Off I went to the grocery store with thoughts of coming home with coffee and a gallon of milk (and possibly a dvd or two from the rental shop next to the grocery store).

At this point, the trouble started.  I was hungry, and I had no shopping list to stick to.  I definitely came home with coffee (three different kinds even though only two were decaffeinated) and a gallon of milk, but it seemed that everywhere I looked, there were tempting things which made my stomach grumble, so I soon had a shopping basket laden with two everything bagels, crusty Italian bread, a medley of olives (why just Kalamata, I thought, when I could try all of these others), a few mozzarella balls, a bag of Sun chips, raw almonds, frozen chicken strips and crinkly fries, toasted ravioli (which turned out to be quite tasty despite coming from the freezer section, a small jar of black olive tapenade (which I have wanted to try but never got around to), and a rather expensive wedge of cheese.

This wedge of cheese can be blamed for the purchase of the olive medley and the tapenade because the sign claimed that the cheese flavor would be complemented with olives.  (The sign turned out to be quite right.  A bit of cheese on a dab of tapenade on a hunk of crusty Italian bread is a grand and glorious thing indeed.)

I'm usually a mild or medium cheddar sort of a girl, with mozzarella (especially if fresh), occasionally Swiss, muenster, Havarti and Brie, and a nice blend of the harder cheeses like Parmesan, Asiago and Romano thrown in for good measure.  (Please excuse the seemingly random capitalization if it is incorrect.  I decided to trust this program's spell checker.)  Lately, however, what with the more cooking and reading about food -- especially food in France where they make all sorts of wonderful cheese and even have shops devoted entirely to the sale of cheese, which I imagine to be expanded versions of the cheese counter at the small Italian I remember frequently as a child with my mother -- I have felt the inclination to broaden my horizons, and decided that this was the opportunity to do so.  As a result, I decided to try Manchego, a Spanish cheese which is somewhat crumbly and has a tang similar to Asiago, though perhaps a bit sharper.  Delicious!

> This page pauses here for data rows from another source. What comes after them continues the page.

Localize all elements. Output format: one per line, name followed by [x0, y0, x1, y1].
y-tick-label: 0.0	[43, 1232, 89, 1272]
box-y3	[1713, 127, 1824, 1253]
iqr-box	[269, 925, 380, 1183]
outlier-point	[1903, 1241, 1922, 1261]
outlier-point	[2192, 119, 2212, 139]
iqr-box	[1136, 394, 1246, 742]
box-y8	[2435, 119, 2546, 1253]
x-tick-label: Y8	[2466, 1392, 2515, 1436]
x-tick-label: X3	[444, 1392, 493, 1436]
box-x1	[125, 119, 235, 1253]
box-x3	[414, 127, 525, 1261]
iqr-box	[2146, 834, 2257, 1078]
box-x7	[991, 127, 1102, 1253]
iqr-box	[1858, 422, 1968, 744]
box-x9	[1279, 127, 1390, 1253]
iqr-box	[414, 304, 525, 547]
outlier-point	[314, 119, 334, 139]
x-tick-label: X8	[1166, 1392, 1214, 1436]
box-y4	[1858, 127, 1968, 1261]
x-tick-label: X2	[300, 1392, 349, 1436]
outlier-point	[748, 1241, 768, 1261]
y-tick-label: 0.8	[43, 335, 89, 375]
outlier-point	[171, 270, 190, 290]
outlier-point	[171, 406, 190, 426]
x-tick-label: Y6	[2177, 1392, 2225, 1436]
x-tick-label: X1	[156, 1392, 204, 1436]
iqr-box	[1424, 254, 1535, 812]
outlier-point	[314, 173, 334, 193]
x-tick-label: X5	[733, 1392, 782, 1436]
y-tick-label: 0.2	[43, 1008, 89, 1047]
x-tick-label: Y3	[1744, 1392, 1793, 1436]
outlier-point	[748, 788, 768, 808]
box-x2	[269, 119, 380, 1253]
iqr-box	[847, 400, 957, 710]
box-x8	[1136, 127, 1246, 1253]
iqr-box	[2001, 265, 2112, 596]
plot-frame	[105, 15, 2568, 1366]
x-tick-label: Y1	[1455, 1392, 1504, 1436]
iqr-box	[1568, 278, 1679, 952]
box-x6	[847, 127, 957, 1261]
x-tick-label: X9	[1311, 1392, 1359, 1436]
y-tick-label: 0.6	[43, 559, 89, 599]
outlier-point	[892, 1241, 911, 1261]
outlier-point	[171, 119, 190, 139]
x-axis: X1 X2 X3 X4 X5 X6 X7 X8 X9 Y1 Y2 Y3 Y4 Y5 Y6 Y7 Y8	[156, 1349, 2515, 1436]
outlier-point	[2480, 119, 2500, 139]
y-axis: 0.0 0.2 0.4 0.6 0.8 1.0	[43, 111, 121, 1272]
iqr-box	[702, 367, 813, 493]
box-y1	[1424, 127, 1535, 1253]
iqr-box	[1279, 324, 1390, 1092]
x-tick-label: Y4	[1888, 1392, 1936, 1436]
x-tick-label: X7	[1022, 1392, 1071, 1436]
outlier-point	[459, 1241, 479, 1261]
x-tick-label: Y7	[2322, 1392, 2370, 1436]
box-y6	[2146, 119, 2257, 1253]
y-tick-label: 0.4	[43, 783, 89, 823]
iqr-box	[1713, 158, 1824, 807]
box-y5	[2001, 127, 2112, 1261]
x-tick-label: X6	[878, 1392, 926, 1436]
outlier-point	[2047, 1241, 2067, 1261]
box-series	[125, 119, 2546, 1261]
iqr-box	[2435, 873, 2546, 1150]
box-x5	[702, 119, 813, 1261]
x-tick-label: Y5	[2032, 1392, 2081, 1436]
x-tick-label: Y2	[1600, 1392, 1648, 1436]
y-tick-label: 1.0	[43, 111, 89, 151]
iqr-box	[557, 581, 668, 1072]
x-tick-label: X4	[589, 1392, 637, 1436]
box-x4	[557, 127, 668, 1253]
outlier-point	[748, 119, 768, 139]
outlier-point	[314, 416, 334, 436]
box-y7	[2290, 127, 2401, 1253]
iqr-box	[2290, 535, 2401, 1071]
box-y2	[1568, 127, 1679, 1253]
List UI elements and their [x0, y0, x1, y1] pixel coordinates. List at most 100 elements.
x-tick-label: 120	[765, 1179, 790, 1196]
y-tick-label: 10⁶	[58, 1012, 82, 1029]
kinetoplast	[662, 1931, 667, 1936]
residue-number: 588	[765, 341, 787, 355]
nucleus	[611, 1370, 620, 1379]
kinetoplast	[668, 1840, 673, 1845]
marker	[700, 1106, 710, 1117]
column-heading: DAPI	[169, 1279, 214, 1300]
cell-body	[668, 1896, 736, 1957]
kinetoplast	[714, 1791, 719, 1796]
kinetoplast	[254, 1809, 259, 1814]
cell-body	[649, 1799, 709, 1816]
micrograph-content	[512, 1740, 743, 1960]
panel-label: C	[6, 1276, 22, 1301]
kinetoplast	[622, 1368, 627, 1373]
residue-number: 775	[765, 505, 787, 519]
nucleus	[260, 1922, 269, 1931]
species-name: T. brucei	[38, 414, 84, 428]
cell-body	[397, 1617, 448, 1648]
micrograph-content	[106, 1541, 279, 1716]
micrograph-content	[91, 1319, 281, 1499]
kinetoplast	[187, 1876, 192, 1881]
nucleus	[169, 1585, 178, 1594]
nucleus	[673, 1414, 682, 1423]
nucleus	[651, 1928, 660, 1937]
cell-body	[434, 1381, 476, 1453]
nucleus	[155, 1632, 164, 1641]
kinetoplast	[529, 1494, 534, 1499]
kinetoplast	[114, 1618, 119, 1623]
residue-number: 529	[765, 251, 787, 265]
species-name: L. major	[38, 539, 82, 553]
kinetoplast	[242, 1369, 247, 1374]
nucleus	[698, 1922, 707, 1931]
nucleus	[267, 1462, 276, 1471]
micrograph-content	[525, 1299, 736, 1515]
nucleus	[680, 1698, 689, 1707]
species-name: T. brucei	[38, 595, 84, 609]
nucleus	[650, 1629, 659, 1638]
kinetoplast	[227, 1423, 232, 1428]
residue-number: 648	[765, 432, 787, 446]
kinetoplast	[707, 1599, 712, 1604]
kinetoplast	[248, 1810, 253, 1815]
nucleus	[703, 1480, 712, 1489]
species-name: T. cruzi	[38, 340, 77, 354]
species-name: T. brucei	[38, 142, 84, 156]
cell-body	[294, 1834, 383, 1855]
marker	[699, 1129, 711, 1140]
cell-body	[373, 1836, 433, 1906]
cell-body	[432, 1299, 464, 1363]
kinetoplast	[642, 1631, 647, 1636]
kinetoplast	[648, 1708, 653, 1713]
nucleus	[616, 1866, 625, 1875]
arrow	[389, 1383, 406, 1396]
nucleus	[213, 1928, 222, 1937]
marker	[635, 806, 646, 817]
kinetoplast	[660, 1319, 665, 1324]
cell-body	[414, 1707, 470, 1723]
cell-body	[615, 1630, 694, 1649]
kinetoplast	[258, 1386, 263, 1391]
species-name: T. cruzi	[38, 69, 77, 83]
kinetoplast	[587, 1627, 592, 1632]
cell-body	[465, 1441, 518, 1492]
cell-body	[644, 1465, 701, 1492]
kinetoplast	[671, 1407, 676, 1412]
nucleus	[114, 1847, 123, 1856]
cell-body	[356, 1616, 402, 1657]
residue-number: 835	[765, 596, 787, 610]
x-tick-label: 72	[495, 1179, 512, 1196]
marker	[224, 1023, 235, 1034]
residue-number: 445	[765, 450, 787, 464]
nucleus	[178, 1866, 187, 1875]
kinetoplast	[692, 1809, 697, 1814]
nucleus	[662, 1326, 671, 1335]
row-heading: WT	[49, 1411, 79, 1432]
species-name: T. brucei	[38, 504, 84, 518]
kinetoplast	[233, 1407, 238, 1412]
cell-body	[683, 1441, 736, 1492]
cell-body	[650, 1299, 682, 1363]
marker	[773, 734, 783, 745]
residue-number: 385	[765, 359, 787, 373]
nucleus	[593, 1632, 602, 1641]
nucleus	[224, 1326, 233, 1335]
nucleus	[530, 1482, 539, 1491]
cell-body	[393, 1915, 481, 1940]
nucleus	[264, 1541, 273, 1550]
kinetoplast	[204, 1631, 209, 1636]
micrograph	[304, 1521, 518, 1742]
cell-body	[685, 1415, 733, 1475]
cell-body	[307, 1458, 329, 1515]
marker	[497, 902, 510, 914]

Meanwhile, I am so taken with the black olive tapenade that I am inclined to try to make my own.  But not today.  Today I am making creamy leek potato soup with crispy leek rings to ward off the spring chill.

As a somewhat related aside, while I do love to cook, one distinct challenge I have found is dealing with the cravings.  I don't just get hungry; I crave.  Sometimes it is a particular taste -- salty, sweet, chocolatey -- and sometimes it is a particular food or dish -- lasagna, hummus, potato chips, fried rice, potato leek soup.  When a craving for ravioli kicks in, I certainly could make them myself, but it is so tantalizingly easy to just pick up a package at the grocery store which is two minutes away from the house, especially now that more gourmet fresh varieties are as easy to come by as frozen standards and taste so much better.

Since I know that what I make usually tastes better than what I buy in the store (and I am a lot more aware of what is in it), the trick becomes finding those extra hours in the day for cooking and sensible grocery shopping.